“If you want to go fast, go alone. If you want to go far, go together.” – African proverb
About 10 years ago, I was trying to launch a product. It didn’t go well for many reasons but a big one was that I was too gung-ho and decided to try to do everything on my own. Since then, I’ve realized that business is a team sport–it’s impossible to go at it alone. You have to assemble your own team of Avengers so to speak with different skill sets.
How it all got started
For our March Meetup, it was great to see the physical embodiment of the power of partnership. Annie Dickerson and Julie Lam of Goodegg Investments met a little over a year ago at Joe Fairless‘s Best Ever Conference. Both of them have prior real estate investing experience, starting with house hacking before BiggerPockets coined the term by renting out a portion of their houses to cover their mortgage (and then some). Eventually because of searching for higher returns and avoiding hassles they both started investing out of state through syndications.
What makes a partnership great is complementary skills. Annie loved creating content and can blog all day if she had to. However, she didn’t particularly enjoy talking to investors. However, Julie was almost the complete opposite. She loved talking to investors about the numbers and the deal but didn’t necessarily like doing the marketing stuff. Aside from having the same goals and knowing the other person conducts themselves with integrity, having complementary skills is the most important ingredient for a successful partnership receipt to me.
Building out and adding value to your tribe
Another thing that has been able to help Goodegg grow was thought leadership and reaching out to their tribes. Julie was able to identify their target audience first with fellow mothers by sharing what they know best and adding value through different Facebook mommy groups. From there they were able to get on podcasts, speak at other Meetups and conferences, and now as contributing members of the Forbes Real Estate Council.
The not sexy part of growing a business is the behind the scenes systems. Annie uses Active Campaign to tag and segment their list. Once someone comes in their funnel they have triggers set up to automatically gather info about the investor. After that Julie uses Meetingbird to schedule time for Julie to speak with them one-on-one. Whenever there is a deal, the alert email and links to subscribe is also pushed out to the appropriate investors.
Speaking of integrity earlier, that is also the number one thing Annie and Julie look for in a deal sponsor. How they answer questions say a lot about the character of the person they end up raising capital for. They’ll of course also look at the track record of the team, how long they have been in business, and have they been able to meet the projected numbers. As to each specific deal, they’ll look to make sure the sponsor is properly capitalized to avoid a potential future capital call and they’ll double check to see the term of the loan is long enough as to avoid an untimely balloon payment.

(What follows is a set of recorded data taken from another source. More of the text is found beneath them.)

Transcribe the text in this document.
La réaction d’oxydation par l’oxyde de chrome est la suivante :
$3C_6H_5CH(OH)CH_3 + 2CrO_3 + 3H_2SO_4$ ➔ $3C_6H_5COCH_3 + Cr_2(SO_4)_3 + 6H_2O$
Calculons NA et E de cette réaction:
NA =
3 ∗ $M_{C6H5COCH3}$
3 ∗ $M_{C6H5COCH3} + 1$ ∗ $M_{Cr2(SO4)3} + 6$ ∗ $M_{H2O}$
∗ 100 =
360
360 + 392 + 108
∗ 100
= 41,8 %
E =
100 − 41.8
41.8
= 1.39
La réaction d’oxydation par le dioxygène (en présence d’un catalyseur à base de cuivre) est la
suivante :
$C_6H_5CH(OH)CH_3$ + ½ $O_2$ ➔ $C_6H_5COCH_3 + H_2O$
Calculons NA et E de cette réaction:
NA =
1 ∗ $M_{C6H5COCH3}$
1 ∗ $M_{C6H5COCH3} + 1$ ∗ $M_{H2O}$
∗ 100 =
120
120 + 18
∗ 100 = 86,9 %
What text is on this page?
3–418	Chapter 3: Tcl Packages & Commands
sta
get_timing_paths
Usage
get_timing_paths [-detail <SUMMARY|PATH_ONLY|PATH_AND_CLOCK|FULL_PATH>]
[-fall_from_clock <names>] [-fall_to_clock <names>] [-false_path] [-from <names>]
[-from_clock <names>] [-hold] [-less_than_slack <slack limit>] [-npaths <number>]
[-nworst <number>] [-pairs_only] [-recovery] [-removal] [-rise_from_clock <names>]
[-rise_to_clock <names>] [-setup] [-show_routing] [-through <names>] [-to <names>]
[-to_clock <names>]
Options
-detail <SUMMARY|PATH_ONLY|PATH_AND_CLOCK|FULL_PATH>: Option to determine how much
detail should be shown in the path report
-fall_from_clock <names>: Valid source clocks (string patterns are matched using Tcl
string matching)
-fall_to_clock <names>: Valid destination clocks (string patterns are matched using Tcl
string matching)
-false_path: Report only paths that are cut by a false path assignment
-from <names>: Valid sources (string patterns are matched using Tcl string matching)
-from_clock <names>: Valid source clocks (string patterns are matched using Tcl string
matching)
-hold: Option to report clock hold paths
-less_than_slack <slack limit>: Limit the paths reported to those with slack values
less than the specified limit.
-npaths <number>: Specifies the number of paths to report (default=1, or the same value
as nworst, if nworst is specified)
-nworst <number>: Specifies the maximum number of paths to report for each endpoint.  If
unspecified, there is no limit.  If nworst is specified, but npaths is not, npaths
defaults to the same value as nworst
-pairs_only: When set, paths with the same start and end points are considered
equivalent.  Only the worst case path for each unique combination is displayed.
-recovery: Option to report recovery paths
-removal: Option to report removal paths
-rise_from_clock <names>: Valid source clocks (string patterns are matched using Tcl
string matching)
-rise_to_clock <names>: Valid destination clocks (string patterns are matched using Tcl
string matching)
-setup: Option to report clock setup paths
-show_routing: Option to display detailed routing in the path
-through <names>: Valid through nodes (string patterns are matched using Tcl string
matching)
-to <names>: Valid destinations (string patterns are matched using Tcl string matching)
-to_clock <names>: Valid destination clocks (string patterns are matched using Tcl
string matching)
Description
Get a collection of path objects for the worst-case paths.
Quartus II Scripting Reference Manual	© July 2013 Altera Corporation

For the syndication structure, as we have mentioned in previous Meetups, an 8% preferred return to the investors is pretty standard. Sometimes you might see 10% for projects that take longer to stabilize. After the preferred return is met, a 70/30 split is also common for multifamily deals, with the 70% going to the investors and 30% to the sponsors. Some might have another tier in the water fall for 60/40 if the returns exceed a certain threshold. Goodegg participate in these syndications as the capital raiser, along with the sponsors and asset managers. Often the capital raisers could earn up to 30% of the sponsors’ share if they’re bringing in all the equity themselves.
We also talked about different markets that look interesting to Goodegg. Dallas Fort Worth continues to be strong but seems like lately everybody and their grandmas are looking for deals in DFW. Huntsville and Jacksonville are two markets that are seeing potential growth. Houston is also an interesting market. With Hurricane Harvey it almost seems to have knock the market back a notch in the cycle as they see properties that need fixing up and rents going up for folks needing a place to stay.